I will continue to not eat this product and encourage others to do the same . . .
I used the google…
http://www.smh.com.au/environment/whale-watch/sea-shepherd-attacks-whalers-as-battle-hots-up-20110110-19k90.html
I guess American mainstream media doesn’t care anymore…
Assuming a 60 + yield on the fish and considering the portion size at the end user there is no way these guys can sell all this fish fast enough.
db, are you saying that much of that giant tuna will likely go to waste?
You said there’s a lot of waste in the restaurant business.
No Zooey. There is no way the Japanese buyers would waste this fish. What I was saying is that here I have seen it wasted. They must have a very serious mechanism for yielding and using this fish very efficiently. I just don’t know what it is
Well, in the name of sustainable fishing practices, I would strongly suggest a visit to Tokyo, take the Tsukiji Market Tour, find out what they do to minimze waste, share that back here … ?
yet
This seems only symbolic, in a way, because the quota is only for the Atlantic & Mediterranean. Japan is in the Pacific. This ‘big daddy’ was caught off the northern coast of Japan.
Why doesn’t Japan worry about the future? (depleting ones livelihood doesn’t make much sense).
This video was fascinating on so many levels (possible endangered species status not withstanding).
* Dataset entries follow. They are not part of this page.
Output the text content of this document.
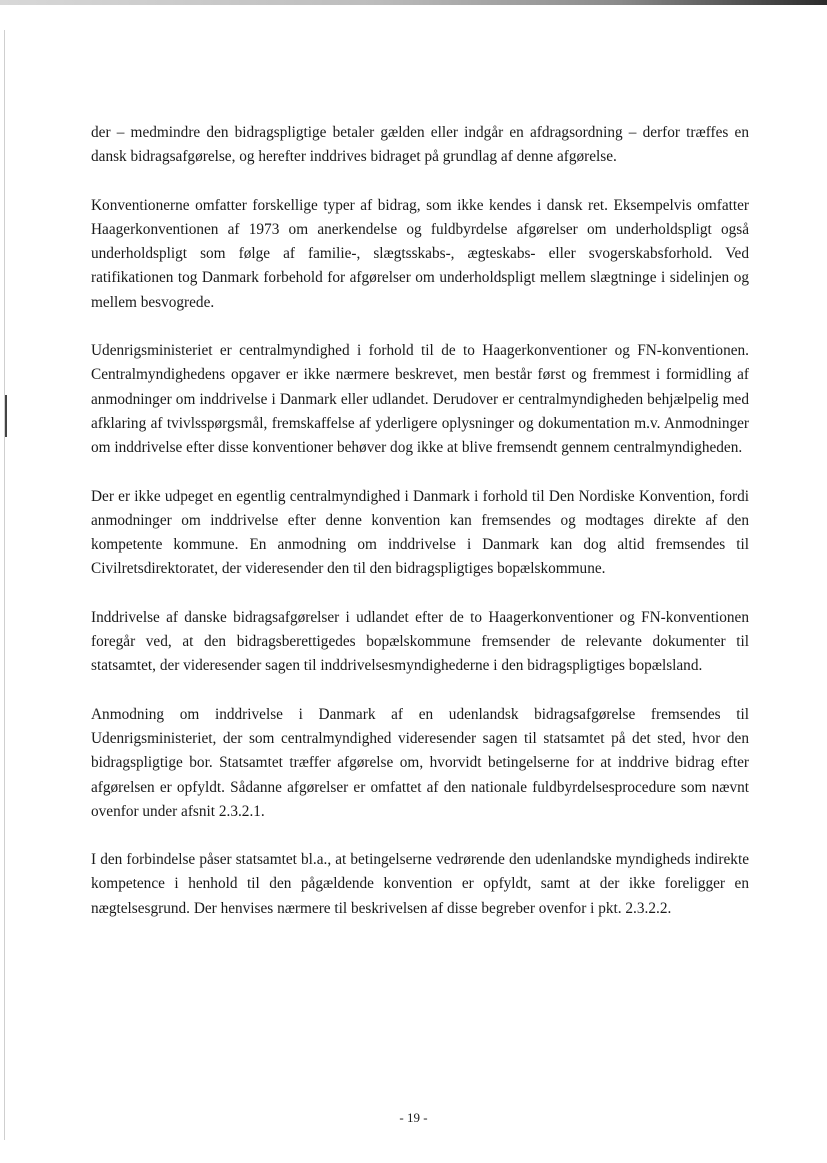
der – medmindre den bidragspligtige betaler gælden eller indgår en afdragsordning – derfor træffes en dansk bidragsafgørelse, og herefter inddrives bidraget på grundlag af denne afgørelse.

Konventionerne omfatter forskellige typer af bidrag, som ikke kendes i dansk ret. Eksempelvis omfatter Haagerkonventionen af 1973 om anerkendelse og fuldbyrdelse afgørelser om underholdspligt også underholdspligt som følge af familie-, slægtsskabs-, ægteskabs- eller svogerskabsforhold. Ved ratifikationen tog Danmark forbehold for afgørelser om underholdspligt mellem slægtninge i sidelinjen og mellem besvogrede.

Udenrigsministeriet er centralmyndighed i forhold til de to Haagerkonventioner og FN-konventionen. Centralmyndighedens opgaver er ikke nærmere beskrevet, men består først og fremmest i formidling af anmodninger om inddrivelse i Danmark eller udlandet. Derudover er centralmyndigheden behjælpelig med afklaring af tvivlsspørgsmål, fremskaffelse af yderligere oplysninger og dokumentation m.v. Anmodninger om inddrivelse efter disse konventioner behøver dog ikke at blive fremsendt gennem centralmyndigheden.

Der er ikke udpeget en egentlig centralmyndighed i Danmark i forhold til Den Nordiske Konvention, fordi anmodninger om inddrivelse efter denne konvention kan fremsendes og modtages direkte af den kompetente kommune. En anmodning om inddrivelse i Danmark kan dog altid fremsendes til Civilretsdirektoratet, der videresender den til den bidragspligtiges bopælskommune.

Inddrivelse af danske bidragsafgørelser i udlandet efter de to Haagerkonventioner og FN-konventionen foregår ved, at den bidragsberettigedes bopælskommune fremsender de relevante dokumenter til statsamtet, der videresender sagen til inddrivelsesmyndighederne i den bidragspligtiges bopælsland.

Anmodning om inddrivelse i Danmark af en udenlandsk bidragsafgørelse fremsendes til Udenrigsministeriet, der som centralmyndighed videresender sagen til statsamtet på det sted, hvor den bidragspligtige bor. Statsamtet træffer afgørelse om, hvorvidt betingelserne for at inddrive bidrag efter afgørelsen er opfyldt. Sådanne afgørelser er omfattet af den nationale fuldbyrdelsesprocedure som nævnt ovenfor under afsnit 2.3.2.1.

I den forbindelse påser statsamtet bl.a., at betingelserne vedrørende den udenlandske myndigheds indirekte kompetence i henhold til den pågældende konvention er opfyldt, samt at der ikke foreligger en nægtelsesgrund. Der henvises nærmere til beskrivelsen af disse begreber ovenfor i pkt. 2.3.2.2.

- 19 -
That is an operating room – with a head (not anatomically) surgeon and assistants.
Calculating, precise – each having a specific area to surgically remove.
Assistants wiping down the instruments before placing within reach of the surgeon.
The co-operation – everyone knowing the precise time an instrument/implement would be needed!
Fascinating – to the bone!
Ebb, excellent description! I also saw the surgical arena when I watched this video ( which took a while, as the hamster situation has still not been remedied). There was even a person wearing a surgical mask … maybe for other reasons?